71. Existen relaciones de mercado complejas entre las etiquetas sociales, los códigos de conducta, los nombres comerciales, los acuerdos de autorización y otras iniciativas privadas voluntarias. En algunos casos, las pequeñas y medianas empresas o las empresas en sectores con poca lealtad en las marcas han compartido los costos y una mayor visibilidad de una etiqueta social común independiente, normalmente administrada por una asociación empresarial o por una asociación híbrida sobre la base de un código de conducta aceptado de común acuerdo. En estas situaciones, la etiqueta puede ir unida al producto, como ocurre por ejemplo con RUGMARK, o puede consistir en un nombre comercial utilizado por empresas certificadas, como es el caso de Responsible Care (véase sección III supra). Por otra parte, una empresa que goce de buena reputación por un código de conducta bien conocido pudiera encontrarse con que su marca comercial adquiere con el tiempo la categoría de una etiqueta de marca (por ejemplo, Gap)(106) . En algunos casos, los detallistas o fabricantes con etiquetas privadas autorizan la utilización de sus logotipos o nombres comerciales a empresarios que cumplen ciertas normas predeterminadas, que a menudo se encuentran en el código de conducta elaborado por el detallista o fabricante. En estos casos, el logotipo o marca comercial sirve para informar de la observancia del código a los compradores y vendedores en toda la cadena de producción así como al público en general y a los consumidores. Entre los ejemplos recientes de concesión de licencias cabe citar las políticas de adquisición de la Universidad Duke en los Estados Unidos y de la Universidad de Notre Dame(107) , los balones de fútbol de la FIFA utilizados en el mundial y en el equipo atlético adquirido para los juegos olímpicos de Sidney. Algunos programas que comienzan como códigos de adhesión de diversos grupos de interés (véase sección III supra) pueden terminar adoptando una etiqueta de certificación, como por ejemplo, la Campaña Ropa Limpia.
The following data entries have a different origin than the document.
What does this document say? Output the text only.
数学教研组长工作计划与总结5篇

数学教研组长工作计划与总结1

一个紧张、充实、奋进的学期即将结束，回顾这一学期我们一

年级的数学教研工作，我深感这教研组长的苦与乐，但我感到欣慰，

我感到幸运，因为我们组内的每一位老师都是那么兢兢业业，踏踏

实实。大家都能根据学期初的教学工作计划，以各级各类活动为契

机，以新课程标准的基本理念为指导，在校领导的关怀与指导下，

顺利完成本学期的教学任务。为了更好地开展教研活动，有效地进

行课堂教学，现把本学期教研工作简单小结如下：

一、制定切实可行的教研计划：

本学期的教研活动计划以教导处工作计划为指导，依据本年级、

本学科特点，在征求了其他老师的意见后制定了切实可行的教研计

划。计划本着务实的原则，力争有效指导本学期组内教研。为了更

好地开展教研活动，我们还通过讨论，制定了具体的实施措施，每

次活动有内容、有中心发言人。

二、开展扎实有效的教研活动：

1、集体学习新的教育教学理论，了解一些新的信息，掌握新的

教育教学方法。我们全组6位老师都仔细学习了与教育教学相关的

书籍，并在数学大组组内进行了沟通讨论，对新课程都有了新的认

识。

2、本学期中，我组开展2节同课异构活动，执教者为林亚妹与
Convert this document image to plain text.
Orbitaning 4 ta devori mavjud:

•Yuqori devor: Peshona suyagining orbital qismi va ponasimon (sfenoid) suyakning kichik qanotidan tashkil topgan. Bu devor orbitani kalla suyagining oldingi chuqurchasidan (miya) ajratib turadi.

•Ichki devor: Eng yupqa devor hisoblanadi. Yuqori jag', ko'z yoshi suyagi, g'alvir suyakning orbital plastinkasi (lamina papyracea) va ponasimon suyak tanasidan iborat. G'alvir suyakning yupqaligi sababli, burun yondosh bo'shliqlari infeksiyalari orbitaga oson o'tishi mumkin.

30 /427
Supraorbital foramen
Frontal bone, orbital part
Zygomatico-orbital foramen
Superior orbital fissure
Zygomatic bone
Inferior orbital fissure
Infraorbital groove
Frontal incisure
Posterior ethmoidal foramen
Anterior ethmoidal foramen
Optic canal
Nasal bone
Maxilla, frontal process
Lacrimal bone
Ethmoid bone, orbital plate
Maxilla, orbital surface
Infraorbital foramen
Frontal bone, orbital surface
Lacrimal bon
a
72. Las etiquetas sociales influyen en las prácticas laborales de forma selectiva. Muchos programas de etiquetado social, que tienen su origen en las preocupaciones de los consumidores y en las campañas de los medios de comunicación y de la sociedad civil, se dirigen a los consumidores de los países desarrollados y a los productores de los países en desarrollo. Los programas se aplican en primer lugar en los mercados de exportación en los que se desarrolla un comercio minorista(108) , y que poseen productos en «nichos» de mercado, una afluencia de consumidores y condiciones atrayentes. La adaptabilidad de los productos al etiquetado social varía en función de la sensibilidad del sector a los precios, la función del reconocimiento de la marca, y la preocupación de los consumidores respecto a las cuestiones sociolaborales en la cadena de producción y comercialización de que se trate. Algunas etiquetas se aplican exclusivamente a sectores muy específicos como es el caso de las alfombras anudadas a mano, los balones de futbol o las flores cortadas; las etiquetas de carácter más general se aplican a diversos productos en la industria del vestido o a determinados productos agrícolas. Puede que las etiquetas tengan más posibilidades de desarrollarse en productos que se adquieren y consumen públicamente o que se asocian con una identidad social (como por ejemplo la vestimenta, el calzado, la alimentación y productos de lujo) o en procedimientos discretos de producción (como por ejemplo el té)(109) .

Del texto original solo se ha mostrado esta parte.